Ulrik Bengtsson, CEO of the William Hill Group, suggested that the government review into the 2005 Gambling Act might be good for the industry, but warned legislators that the black market should not be taken lightly.
Bengtsson warned through an interview with SBC News about the dangers of turning customers to unlicensed operators due to over-regulation, citing the current problems that the Swedish market has in ensuring players remain on-shore. Bengtsson mentioned that an evidenced-based and sensible review can be very good for the industry. He also added that he and the industry as a whole have a huge obligation to make sure that customers play within their means.
Bengtsson also agreed that the industry should do a reasonable amount of affordability checks, but it can’t be to the extent where it is so intrusive that it forces these people out. He stressed that it is all about finding the right balance to keep the customers in the UK ecosystem; to keep them safe, to secure the tax base and to secure the industry.
To further add to this, the PwC Review of Unlicensed Online Gaming in the UK report published a report last week. Its report detailed that there was a sizable increase in both the number of players using black market sites (210,000 to 460,000) and the amounts wagered (£1.4bn to £2.8bn) within two years.
Bengtsson also made a statement to the gambling market pointing out markers of the growing influence of unlicensed activity in the UK. He mentioned that there is a need to realise that unlicensed gambling activities are real daily occurrences. He further went on to explain that the figures appear to have increased because of the tighter regulations introduced over the last couple of years.

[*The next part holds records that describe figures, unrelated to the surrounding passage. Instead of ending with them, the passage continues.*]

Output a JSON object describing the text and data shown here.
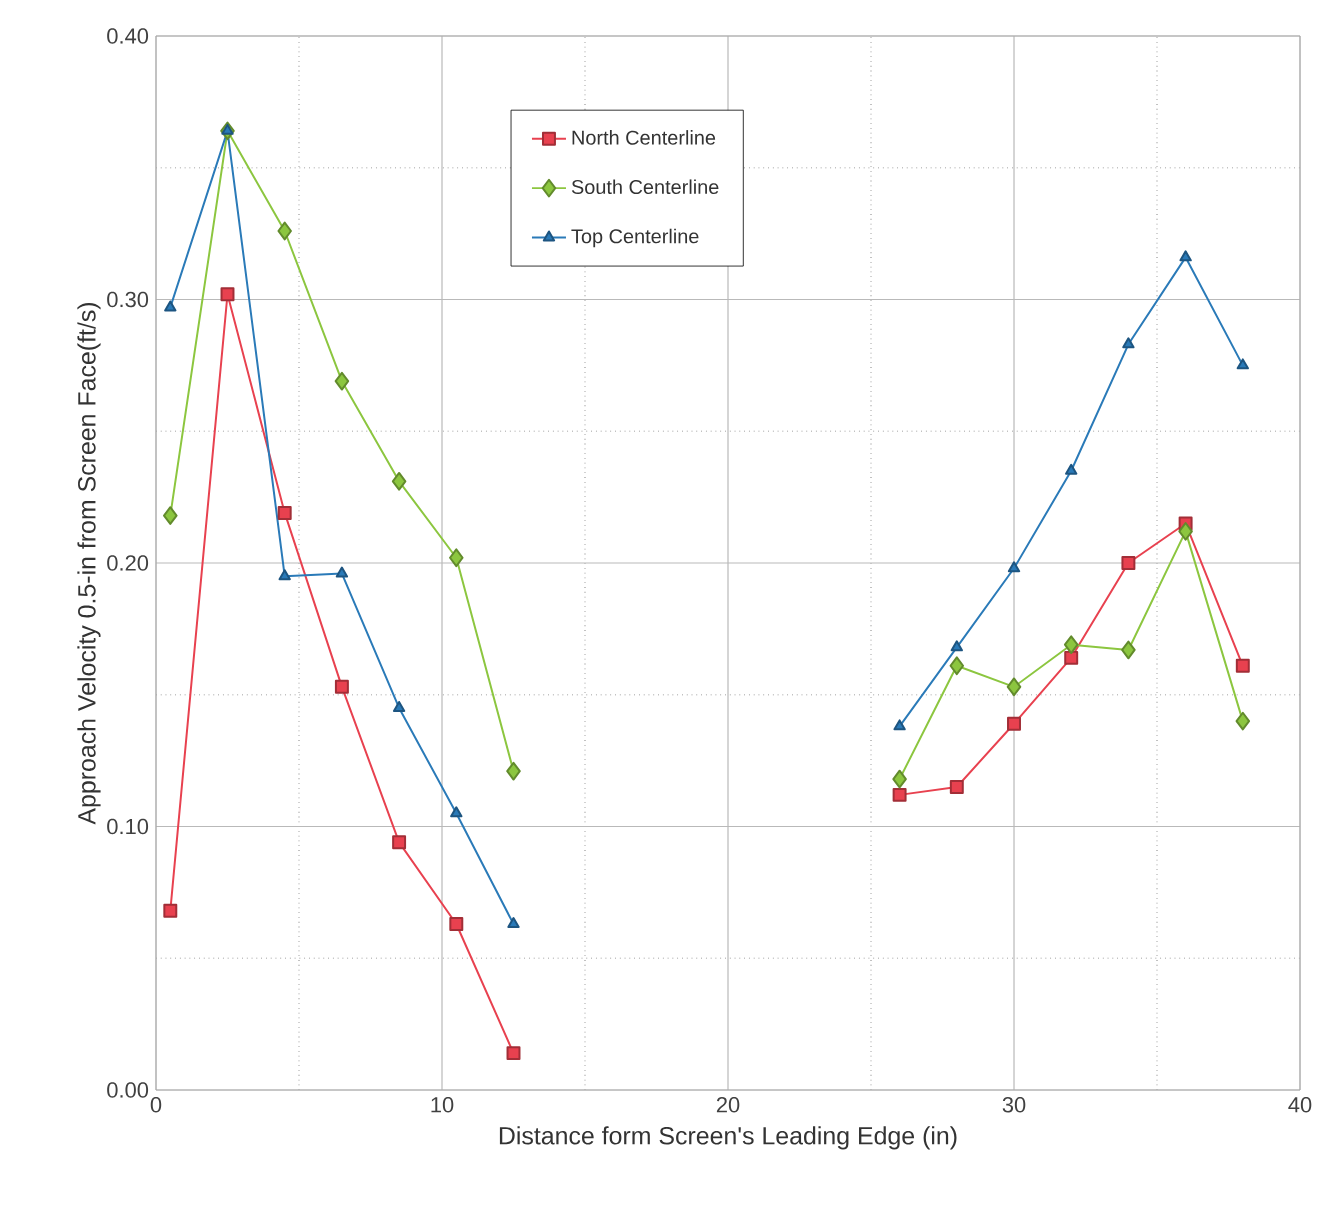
{
  "chart_data": {
    "type": "line",
    "xlabel": "Distance form Screen's Leading Edge (in)",
    "ylabel": "Approach Velocity 0.5-in from Screen Face(ft/s)",
    "x": [
      0.5,
      2.5,
      4.5,
      6.5,
      8.5,
      10.5,
      12.5,
      20,
      26,
      28,
      30,
      32,
      34,
      36,
      38
    ],
    "series": [
      {
        "name": "North Centerline",
        "color": "#e8414f",
        "marker": "square",
        "values": [
          0.068,
          0.302,
          0.219,
          0.153,
          0.094,
          0.063,
          0.014,
          null,
          0.112,
          0.115,
          0.139,
          0.164,
          0.2,
          0.215,
          0.161
        ]
      },
      {
        "name": "South Centerline",
        "color": "#8cc63f",
        "marker": "diamond",
        "values": [
          0.218,
          0.364,
          0.326,
          0.269,
          0.231,
          0.202,
          0.121,
          null,
          0.118,
          0.161,
          0.153,
          0.169,
          0.167,
          0.212,
          0.14
        ]
      },
      {
        "name": "Top Centerline",
        "color": "#2a7ab8",
        "marker": "triangle",
        "values": [
          0.297,
          0.364,
          0.195,
          0.196,
          0.145,
          0.105,
          0.063,
          null,
          0.138,
          0.168,
          0.198,
          0.235,
          0.283,
          0.316,
          0.275
        ]
      }
    ],
    "xlim": [
      0,
      40
    ],
    "xticks": [
      0,
      {
        "value": 5,
        "label": null
      },
      10,
      {
        "value": 15,
        "label": null
      },
      20,
      {
        "value": 25,
        "label": null
      },
      30,
      {
        "value": 35,
        "label": null
      },
      40
    ],
    "ylim": [
      0,
      0.4
    ],
    "yticks": [
      {
        "value": 0,
        "label": "0.00"
      },
      {
        "value": 0.05,
        "label": null
      },
      {
        "value": 0.1,
        "label": "0.10"
      },
      {
        "value": 0.15,
        "label": null
      },
      {
        "value": 0.2,
        "label": "0.20"
      },
      {
        "value": 0.25,
        "label": null
      },
      {
        "value": 0.3,
        "label": "0.30"
      },
      {
        "value": 0.35,
        "label": null
      },
      {
        "value": 0.4,
        "label": "0.40"
      }
    ],
    "grid": true,
    "legend": "top",
    "line_style": "solid"
  }
}
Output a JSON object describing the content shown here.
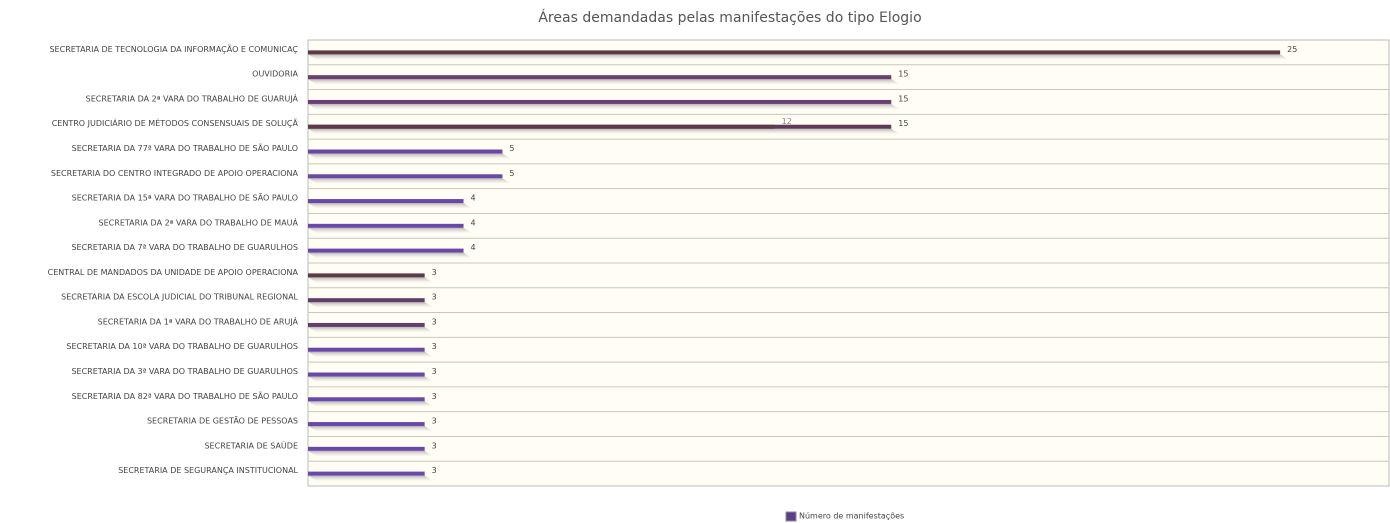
{
  "chart_data": {
    "type": "hbar",
    "title": "Áreas demandadas pelas manifestações do tipo Elogio",
    "categories": [
      "SECRETARIA DE TECNOLOGIA DA INFORMAÇÃO E COMUNICAÇ",
      "OUVIDORIA",
      "SECRETARIA DA 2ª VARA DO TRABALHO DE GUARUJÁ",
      "CENTRO JUDICIÁRIO DE MÉTODOS CONSENSUAIS DE SOLUÇÃ",
      "SECRETARIA DA 77ª VARA DO TRABALHO DE SÃO PAULO",
      "SECRETARIA DO CENTRO INTEGRADO DE APOIO OPERACIONA",
      "SECRETARIA DA 15ª VARA DO TRABALHO DE SÃO PAULO",
      "SECRETARIA DA 2ª VARA DO TRABALHO DE MAUÁ",
      "SECRETARIA DA 7ª VARA DO TRABALHO DE GUARULHOS",
      "CENTRAL DE MANDADOS DA UNIDADE DE APOIO OPERACIONA",
      "SECRETARIA DA ESCOLA JUDICIAL DO TRIBUNAL REGIONAL",
      "SECRETARIA DA 1ª VARA DO TRABALHO DE ARUJÁ",
      "SECRETARIA DA 10ª VARA DO TRABALHO DE GUARULHOS",
      "SECRETARIA DA 3ª VARA DO TRABALHO DE GUARULHOS",
      "SECRETARIA DA 82ª VARA DO TRABALHO DE SÃO PAULO",
      "SECRETARIA DE GESTÃO DE PESSOAS",
      "SECRETARIA DE SAÚDE",
      "SECRETARIA DE SEGURANÇA INSTITUCIONAL"
    ],
    "series": [
      {
        "name": "Número de manifestações",
        "color": "#5b3f8c",
        "values": [
          25,
          15,
          15,
          15,
          5,
          5,
          4,
          4,
          4,
          3,
          3,
          3,
          3,
          3,
          3,
          3,
          3,
          3
        ],
        "colors": [
          "#5e3a48",
          "#6a3f6e",
          "#6a3f78",
          "#5e3a58",
          "#6a48a8",
          "#6a48a8",
          "#6a48a8",
          "#6a48a8",
          "#6a48a8",
          "#5e3a48",
          "#623e6a",
          "#623e6a",
          "#6a48a8",
          "#6a48a8",
          "#6a48a8",
          "#6a48a8",
          "#6a48a8",
          "#6a48a8"
        ]
      }
    ],
    "annotations": [
      {
        "category": "CENTRO JUDICIÁRIO DE MÉTODOS CONSENSUAIS DE SOLUÇÃ",
        "value": 12,
        "color": "#5e3a48"
      }
    ],
    "xlim": [
      0,
      27.8
    ]
  }
}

Bengtsson pointed out that the UK has one of the most successful gambling systems in Europe and that the existence of the black market has been very limited. In light of this, he added that despite this success in limiting black market operations, it is still a potential threat to the UK casino and betting market. He also emphasised that lawmakers need to be applauded for their push for the gambling review, but also warned that they need to be very careful when they re-do the legislation so that they wouldn’t end up where most of the other regulators have ended – with up to 20 per cent of the market being controlled by offshore companies.
Bengtsson left off saying that this would be a bad outcome for the review and that legislators, the Treasury and even anti-gambling lobbyists would not want that to happen as no one would win aside from black market operators.